The next hours were a blur, but nothing was as bad as that first blast of pain. Finally, sheer exhaustion overtook me, and I slumped against the wall across from the toilet as my eyes slid shut helplessly against it.
When I opened my eyes again, daylight was creeping through the open doorway that led to the living area. I forced my body to straighten, and it did, stiffly, my cognatic healing sluggish and unresponsive.
I didn’t want to die. That was my first thought. And because I didn’t want to die, Dorian must still be alive.
I fumbled for my phone, which I’d dropped on the floor, and forced my clumsy fingers to text Dorian. Where are you? What happened?
His reply was instant. So glad to hear from you. Be well. I’ll see you tonight.
I stared at it in disbelief, unable to connect the hell I’d just gone through with those words. If what I’d suffered had been merely the echoes of what his experience, what had happened to him? Why hadn’t he warned me about it? And why wouldn’t he tell me now?
I called, but the phone rang over to his service again, and the light baritone that answered was adamant that Dorian couldn’t be disturbed—even for me.
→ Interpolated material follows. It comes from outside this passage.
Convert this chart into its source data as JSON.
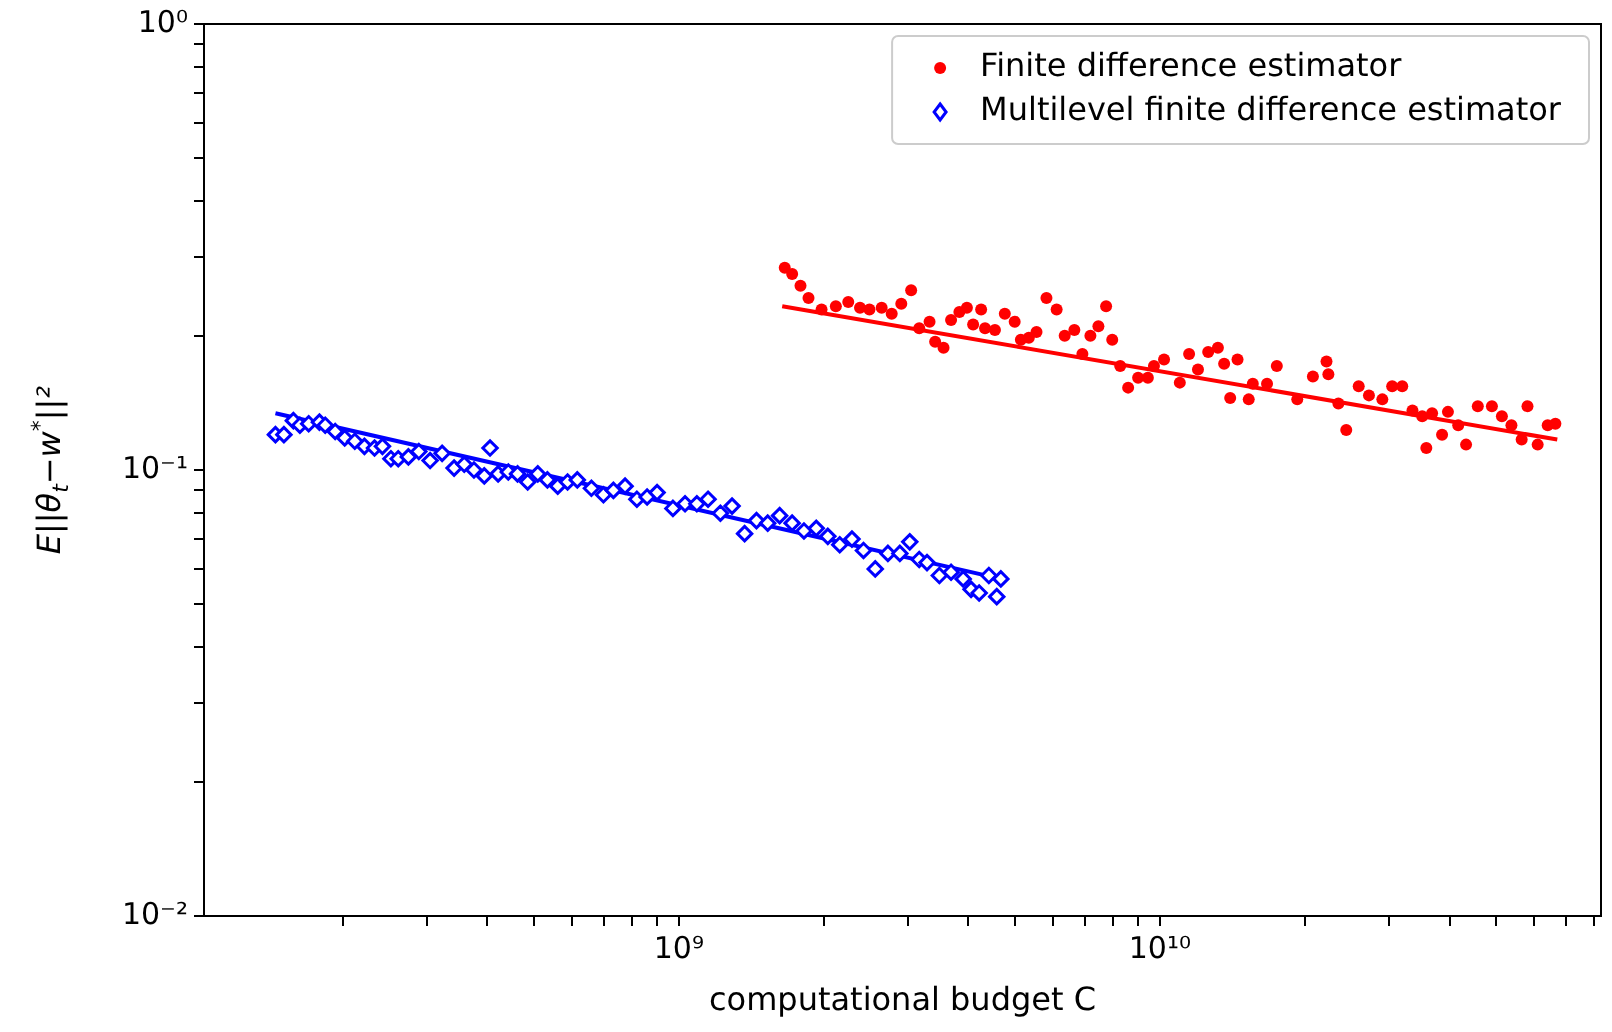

“Is he all right, though?” I demanded. “Why won’t you let me talk to him?”
“Mr. Thorne has requested that he not be disturbed right now under any circumstances,” the man said impassively.
“But is he okay?”
“I’m afraid that he doesn’t keep his entire staff updated as to the state of his current constitution, but I have not heard anything that would lead me to believe that he is not fine, madam,” the man said.